Senior Fellow, Ashoka Trust for Research in Ecology and the Environment (ATREE)
‘Red-tape must go, but industry cannot decide what constitutes a high-quality environmental governance process’
In this context, the role of the Ministry of Environment and Forests (MoEF) is quite clear. Industrialisation and infrastructure development transform natural resources (for example, land from forests or agriculture to mines or dams) and can have a multi-dimensional environmental impact at various levels. These conversions and impacts often directly hit the rural poor and other marginalised groups that depend directly upon natural resources. Regulating these conversions is, therefore, a fundamental responsibility of the state. Individual actors do not act on their own in socially sensitive ways. And when the task of building development-infrastructure is increasingly being passed on to the private sector, the MoEF must play the role of a evaluator and a regulator, which is necessarily adversarial.

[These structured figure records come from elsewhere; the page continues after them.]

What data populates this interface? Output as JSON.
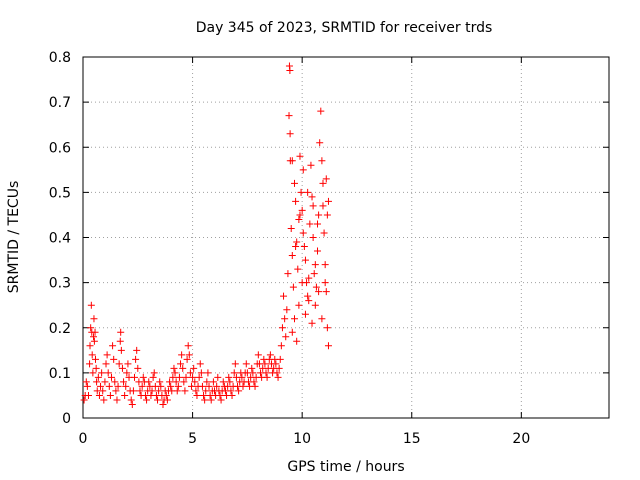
{
  "chart_data": {
    "type": "scatter",
    "title": "Day 345 of 2023, SRMTID for receiver trds",
    "xlabel": "GPS time / hours",
    "ylabel": "SRMTID / TECUs",
    "xlim": [
      0,
      24
    ],
    "ylim": [
      0,
      0.8
    ],
    "x_ticks": [
      0,
      5,
      10,
      15,
      20
    ],
    "x_tick_labels": [
      "0",
      "5",
      "10",
      "15",
      "20"
    ],
    "y_ticks": [
      0,
      0.1,
      0.2,
      0.3,
      0.4,
      0.5,
      0.6,
      0.7,
      0.8
    ],
    "y_tick_labels": [
      "0",
      "0.1",
      "0.2",
      "0.3",
      "0.4",
      "0.5",
      "0.6",
      "0.7",
      "0.8"
    ],
    "grid": true,
    "marker": "+",
    "marker_color": "#ff0000",
    "series": [
      {
        "name": "SRMTID",
        "points": [
          [
            0.05,
            0.04
          ],
          [
            0.1,
            0.05
          ],
          [
            0.15,
            0.08
          ],
          [
            0.2,
            0.07
          ],
          [
            0.25,
            0.05
          ],
          [
            0.3,
            0.12
          ],
          [
            0.32,
            0.16
          ],
          [
            0.35,
            0.2
          ],
          [
            0.38,
            0.25
          ],
          [
            0.4,
            0.19
          ],
          [
            0.42,
            0.14
          ],
          [
            0.45,
            0.1
          ],
          [
            0.48,
            0.18
          ],
          [
            0.5,
            0.22
          ],
          [
            0.52,
            0.17
          ],
          [
            0.55,
            0.19
          ],
          [
            0.57,
            0.13
          ],
          [
            0.6,
            0.11
          ],
          [
            0.62,
            0.08
          ],
          [
            0.65,
            0.06
          ],
          [
            0.7,
            0.09
          ],
          [
            0.75,
            0.05
          ],
          [
            0.8,
            0.07
          ],
          [
            0.85,
            0.1
          ],
          [
            0.9,
            0.06
          ],
          [
            0.95,
            0.04
          ],
          [
            1.0,
            0.08
          ],
          [
            1.05,
            0.12
          ],
          [
            1.1,
            0.14
          ],
          [
            1.15,
            0.1
          ],
          [
            1.2,
            0.07
          ],
          [
            1.25,
            0.05
          ],
          [
            1.3,
            0.09
          ],
          [
            1.35,
            0.16
          ],
          [
            1.4,
            0.13
          ],
          [
            1.45,
            0.08
          ],
          [
            1.5,
            0.06
          ],
          [
            1.55,
            0.04
          ],
          [
            1.6,
            0.07
          ],
          [
            1.65,
            0.12
          ],
          [
            1.7,
            0.17
          ],
          [
            1.72,
            0.19
          ],
          [
            1.75,
            0.15
          ],
          [
            1.8,
            0.11
          ],
          [
            1.85,
            0.08
          ],
          [
            1.9,
            0.05
          ],
          [
            1.95,
            0.07
          ],
          [
            2.0,
            0.1
          ],
          [
            2.05,
            0.12
          ],
          [
            2.1,
            0.09
          ],
          [
            2.15,
            0.06
          ],
          [
            2.2,
            0.04
          ],
          [
            2.25,
            0.03
          ],
          [
            2.3,
            0.06
          ],
          [
            2.35,
            0.09
          ],
          [
            2.4,
            0.13
          ],
          [
            2.45,
            0.15
          ],
          [
            2.5,
            0.11
          ],
          [
            2.55,
            0.08
          ],
          [
            2.6,
            0.06
          ],
          [
            2.65,
            0.05
          ],
          [
            2.7,
            0.07
          ],
          [
            2.75,
            0.09
          ],
          [
            2.8,
            0.08
          ],
          [
            2.85,
            0.05
          ],
          [
            2.9,
            0.04
          ],
          [
            2.95,
            0.06
          ],
          [
            3.0,
            0.08
          ],
          [
            3.05,
            0.07
          ],
          [
            3.1,
            0.05
          ],
          [
            3.15,
            0.06
          ],
          [
            3.2,
            0.09
          ],
          [
            3.25,
            0.1
          ],
          [
            3.3,
            0.07
          ],
          [
            3.35,
            0.05
          ],
          [
            3.4,
            0.04
          ],
          [
            3.45,
            0.06
          ],
          [
            3.5,
            0.08
          ],
          [
            3.55,
            0.07
          ],
          [
            3.6,
            0.05
          ],
          [
            3.65,
            0.03
          ],
          [
            3.7,
            0.04
          ],
          [
            3.75,
            0.06
          ],
          [
            3.8,
            0.05
          ],
          [
            3.85,
            0.04
          ],
          [
            3.9,
            0.06
          ],
          [
            3.95,
            0.08
          ],
          [
            4.0,
            0.07
          ],
          [
            4.05,
            0.06
          ],
          [
            4.1,
            0.09
          ],
          [
            4.15,
            0.11
          ],
          [
            4.2,
            0.1
          ],
          [
            4.25,
            0.08
          ],
          [
            4.3,
            0.06
          ],
          [
            4.35,
            0.07
          ],
          [
            4.4,
            0.09
          ],
          [
            4.45,
            0.12
          ],
          [
            4.5,
            0.14
          ],
          [
            4.55,
            0.11
          ],
          [
            4.6,
            0.08
          ],
          [
            4.65,
            0.06
          ],
          [
            4.7,
            0.09
          ],
          [
            4.75,
            0.13
          ],
          [
            4.8,
            0.16
          ],
          [
            4.85,
            0.14
          ],
          [
            4.9,
            0.1
          ],
          [
            4.95,
            0.07
          ],
          [
            5.0,
            0.09
          ],
          [
            5.05,
            0.11
          ],
          [
            5.1,
            0.08
          ],
          [
            5.15,
            0.06
          ],
          [
            5.2,
            0.05
          ],
          [
            5.25,
            0.07
          ],
          [
            5.3,
            0.09
          ],
          [
            5.35,
            0.12
          ],
          [
            5.4,
            0.1
          ],
          [
            5.45,
            0.07
          ],
          [
            5.5,
            0.05
          ],
          [
            5.55,
            0.04
          ],
          [
            5.6,
            0.06
          ],
          [
            5.65,
            0.08
          ],
          [
            5.7,
            0.1
          ],
          [
            5.75,
            0.07
          ],
          [
            5.8,
            0.05
          ],
          [
            5.85,
            0.04
          ],
          [
            5.9,
            0.06
          ],
          [
            5.95,
            0.08
          ],
          [
            6.0,
            0.06
          ],
          [
            6.05,
            0.05
          ],
          [
            6.1,
            0.07
          ],
          [
            6.15,
            0.09
          ],
          [
            6.2,
            0.06
          ],
          [
            6.25,
            0.05
          ],
          [
            6.3,
            0.04
          ],
          [
            6.35,
            0.06
          ],
          [
            6.4,
            0.08
          ],
          [
            6.45,
            0.07
          ],
          [
            6.5,
            0.06
          ],
          [
            6.55,
            0.05
          ],
          [
            6.6,
            0.07
          ],
          [
            6.65,
            0.09
          ],
          [
            6.7,
            0.08
          ],
          [
            6.75,
            0.06
          ],
          [
            6.8,
            0.05
          ],
          [
            6.85,
            0.07
          ],
          [
            6.9,
            0.1
          ],
          [
            6.95,
            0.12
          ],
          [
            7.0,
            0.09
          ],
          [
            7.05,
            0.07
          ],
          [
            7.1,
            0.06
          ],
          [
            7.15,
            0.08
          ],
          [
            7.2,
            0.1
          ],
          [
            7.25,
            0.09
          ],
          [
            7.3,
            0.07
          ],
          [
            7.35,
            0.08
          ],
          [
            7.4,
            0.1
          ],
          [
            7.45,
            0.12
          ],
          [
            7.5,
            0.1
          ],
          [
            7.55,
            0.08
          ],
          [
            7.6,
            0.07
          ],
          [
            7.65,
            0.09
          ],
          [
            7.7,
            0.11
          ],
          [
            7.75,
            0.1
          ],
          [
            7.8,
            0.08
          ],
          [
            7.85,
            0.07
          ],
          [
            7.9,
            0.09
          ],
          [
            7.95,
            0.12
          ],
          [
            8.0,
            0.14
          ],
          [
            8.05,
            0.12
          ],
          [
            8.1,
            0.1
          ],
          [
            8.15,
            0.09
          ],
          [
            8.2,
            0.11
          ],
          [
            8.25,
            0.13
          ],
          [
            8.3,
            0.12
          ],
          [
            8.35,
            0.1
          ],
          [
            8.4,
            0.09
          ],
          [
            8.45,
            0.11
          ],
          [
            8.5,
            0.13
          ],
          [
            8.55,
            0.14
          ],
          [
            8.6,
            0.12
          ],
          [
            8.65,
            0.1
          ],
          [
            8.7,
            0.11
          ],
          [
            8.75,
            0.13
          ],
          [
            8.8,
            0.12
          ],
          [
            8.85,
            0.1
          ],
          [
            8.9,
            0.09
          ],
          [
            8.95,
            0.11
          ],
          [
            9.0,
            0.13
          ],
          [
            9.05,
            0.16
          ],
          [
            9.1,
            0.2
          ],
          [
            9.15,
            0.27
          ],
          [
            9.2,
            0.22
          ],
          [
            9.25,
            0.18
          ],
          [
            9.3,
            0.24
          ],
          [
            9.35,
            0.32
          ],
          [
            9.4,
            0.67
          ],
          [
            9.42,
            0.78
          ],
          [
            9.44,
            0.77
          ],
          [
            9.46,
            0.57
          ],
          [
            9.5,
            0.42
          ],
          [
            9.55,
            0.36
          ],
          [
            9.6,
            0.29
          ],
          [
            9.65,
            0.52
          ],
          [
            9.7,
            0.48
          ],
          [
            9.75,
            0.39
          ],
          [
            9.8,
            0.33
          ],
          [
            9.85,
            0.44
          ],
          [
            9.9,
            0.58
          ],
          [
            9.95,
            0.5
          ],
          [
            10.0,
            0.46
          ],
          [
            10.05,
            0.41
          ],
          [
            10.1,
            0.38
          ],
          [
            10.15,
            0.35
          ],
          [
            10.2,
            0.3
          ],
          [
            10.25,
            0.27
          ],
          [
            10.3,
            0.31
          ],
          [
            10.35,
            0.43
          ],
          [
            10.4,
            0.56
          ],
          [
            10.45,
            0.49
          ],
          [
            10.5,
            0.4
          ],
          [
            10.55,
            0.32
          ],
          [
            10.6,
            0.25
          ],
          [
            10.65,
            0.29
          ],
          [
            10.7,
            0.37
          ],
          [
            10.75,
            0.45
          ],
          [
            10.8,
            0.61
          ],
          [
            10.85,
            0.68
          ],
          [
            10.9,
            0.57
          ],
          [
            10.95,
            0.47
          ],
          [
            11.0,
            0.41
          ],
          [
            11.05,
            0.34
          ],
          [
            11.1,
            0.28
          ],
          [
            11.15,
            0.2
          ],
          [
            11.2,
            0.16
          ],
          [
            9.55,
            0.19
          ],
          [
            9.65,
            0.22
          ],
          [
            9.75,
            0.17
          ],
          [
            9.85,
            0.25
          ],
          [
            10.0,
            0.3
          ],
          [
            10.15,
            0.23
          ],
          [
            10.3,
            0.26
          ],
          [
            10.45,
            0.21
          ],
          [
            10.6,
            0.34
          ],
          [
            10.75,
            0.28
          ],
          [
            10.9,
            0.22
          ],
          [
            11.05,
            0.3
          ],
          [
            11.15,
            0.45
          ],
          [
            11.2,
            0.48
          ],
          [
            11.1,
            0.53
          ],
          [
            10.95,
            0.52
          ],
          [
            10.7,
            0.43
          ],
          [
            10.5,
            0.47
          ],
          [
            10.25,
            0.5
          ],
          [
            10.05,
            0.55
          ],
          [
            9.9,
            0.45
          ],
          [
            9.7,
            0.38
          ],
          [
            9.55,
            0.57
          ],
          [
            9.45,
            0.63
          ]
        ]
      }
    ]
  }
}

Expecting MoEF to facilitate environmental clearance is, therefore, confusing its role. Certainly, MoEF can be asked to be transparent and non-arbitrary, just as we ask that police be transparent and non-arbitrary in their use of power. But if industries need more help in complying with the environmental law, the government should set up environmental sensitisation and training cells within the ministries of industry, commerce and power, and not ask MoEF to do its job.
The real issue is how to improve the quality of the regulatory process. This process already stands discredited in the eyes of environmental and grassroot development activists and local communities. Existing Environmental Impact Assessment (EIA) norms already exempt too many activities at too many scales. They also promote bias in the EIA process by making the EIA experts beholden to the project proponents. In addition, the lack of transparency and access to information in the EIA process adds to the problem. The public hearing process is largely a farce. The National Environmental Appellate Authority is not functioning properly, as pointed out by the Delhi High Court. The proposed amendments will only make things worse. We do not allow farmers to decide whether groundwater in a taluka has been over-extracted or not; we ask state groundwater agencies to do that. So why should we allow industries to self-certify their environmental impact?
In fact, what is required is improving of the clearance process. A separate, scientifically-staffed and transparently-managed EIA wing will ensure high-quality, unbiased assessments. EIAs must include social impact assessments, which include detailed consultations with groups that are likely to get affected. Public hearings must not be limited to only affected parties, rather affected groups must be helped by MoEF to analyse and present their concerns in public hearings. Post-implementation monitoring systems need to be put in place. The Dahanu Thermal Power plant case, where the Supreme Court mandated an independent monitoring committee, which in turn opened the process to public participation, provides a model of how this may be done. While silly red tape should be avoided, we cannot allow industry to judge what constitutes red tape and what constitutes a high-quality environmental governance process.